Can you make a book journal that serves you well with a notebook from Target’s Dollar Spot and a cheap promotional pen? YES. But if you’ve ever described yourself as a pen junkie, or can’t visit a bookstore without browsing the stationery section, this list of some of my favorite tools is for you.
- The Leuchtturm 1917 journal is my favorite, and the gold standard of bullet journalers because of its thick paper, numbered pages, and extra bookmark. I prefer the dotted. (lined | dotted | squared | plain)
- The Moleskine is another favorite journal, available in a wide variety of sized and colors.
- Rhodia journals are high quality, with smooth paper, and come in a variety of sizes and shapes. I buy these at my local bookstore—the spiral reverse book is my favorite for brainstorming and note taking. (bound | spiral )

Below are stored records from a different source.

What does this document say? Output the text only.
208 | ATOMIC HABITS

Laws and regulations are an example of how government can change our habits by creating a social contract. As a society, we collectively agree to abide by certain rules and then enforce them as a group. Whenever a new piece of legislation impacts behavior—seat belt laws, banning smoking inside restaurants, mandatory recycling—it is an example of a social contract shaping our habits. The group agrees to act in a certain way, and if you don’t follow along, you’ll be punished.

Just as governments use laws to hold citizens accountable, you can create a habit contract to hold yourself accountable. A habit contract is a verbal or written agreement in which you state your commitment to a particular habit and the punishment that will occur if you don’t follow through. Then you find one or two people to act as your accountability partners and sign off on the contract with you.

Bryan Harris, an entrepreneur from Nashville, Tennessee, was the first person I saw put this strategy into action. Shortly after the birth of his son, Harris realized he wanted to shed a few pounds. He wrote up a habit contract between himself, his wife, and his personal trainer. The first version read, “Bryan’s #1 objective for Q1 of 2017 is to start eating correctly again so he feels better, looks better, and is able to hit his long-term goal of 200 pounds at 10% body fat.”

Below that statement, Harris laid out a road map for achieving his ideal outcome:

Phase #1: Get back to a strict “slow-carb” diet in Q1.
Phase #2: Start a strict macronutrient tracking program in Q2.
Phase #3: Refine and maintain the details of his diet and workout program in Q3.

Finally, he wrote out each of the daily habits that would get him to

- The Pilot G-2 is a classic gel pen, easy to find and inexpensive. I prefer the finer .38 tip. (.5 “extra fine” | .38 “ultra fine”) . I also love the similar Pilot Juice.
- The Pilot Precise V5 is a smooth roller ball pen that draws a satisfying deep black line. I especially love the extra fine point retractable version.
- The Uniball Signo Micro 207 is another inexpensive, smooth-writing pen.
- Staedtler Triplus Fineliners are fine felt-tip pens available in a wide variety of beautiful colors. I LOVE the grey because it writes like a pen but looks like a pencil. (black | multi | grey)
- Sakura Microns are favored by sketchers because they write well on all kinds of paper, and the colors are intense. Also available at JoAnn Fabrics. (black variety pack | multi)
- Papermate Flairs are fantastic and versatile felt-tip pens. I’m writing with one right now. The tropical colors are my favorite.
- Sharpie pens are my current favorite (fine point please). (blue | multi)
- Le Pens are fun and colorful, with a sleek barrel design.
- Gellyrolls are my favorite for accenting my journal, and are also our go-to birthday gift for the younger set. (The moonlight collection is our favorite.) (moonlight | glaze | stardust)
- My Lamy Vista fountain pen is perfect for those who want to dip their toes into the world of fountain pens, though I hardly ever use this in my book journal.
I’m a pen girl, myself, but this past year I’ve been experimenting more with pencils, like these.
- The classic yellow Ticonderoga offers the best bang for the buck.
- The Blackwing is the typical gateway to the wider world of finer pencils; my favorite is the Pearl. (At publish time these are seriously overpriced on Amazon. I buy mine at my local bookstore.)
- My favorite pencil sharpener keeps my pencils at the ready.
- CW Pencil Enterprise just might turn you into a believer. If you’re in NYC, go visit them on Orchard Street. If you’re not, follow their gorgeous instagram account—then place your order online.
- I love my Lettermate—a handy tool for those of us that have trouble writing in a straight line. (Look for this at Paper Source or your local bookstore.)
- Book darts have my heart.
- Post-its, because I use them like this.
- Stencils to make things neat and pretty (like this banner/bullet one on Etsy, or this bookshelf stencil)
- This very small star stamp, if you like to assign star ratings to your titles.
- Washi tape can double as a book dart and is an easy way to decorate a page.
Do you have a pen you’d rather not live without, or a pencil you adore, or a fun extra you swear by? Tell us about them in comments. Much like my TBR pile, I can never have enough pen recommendations.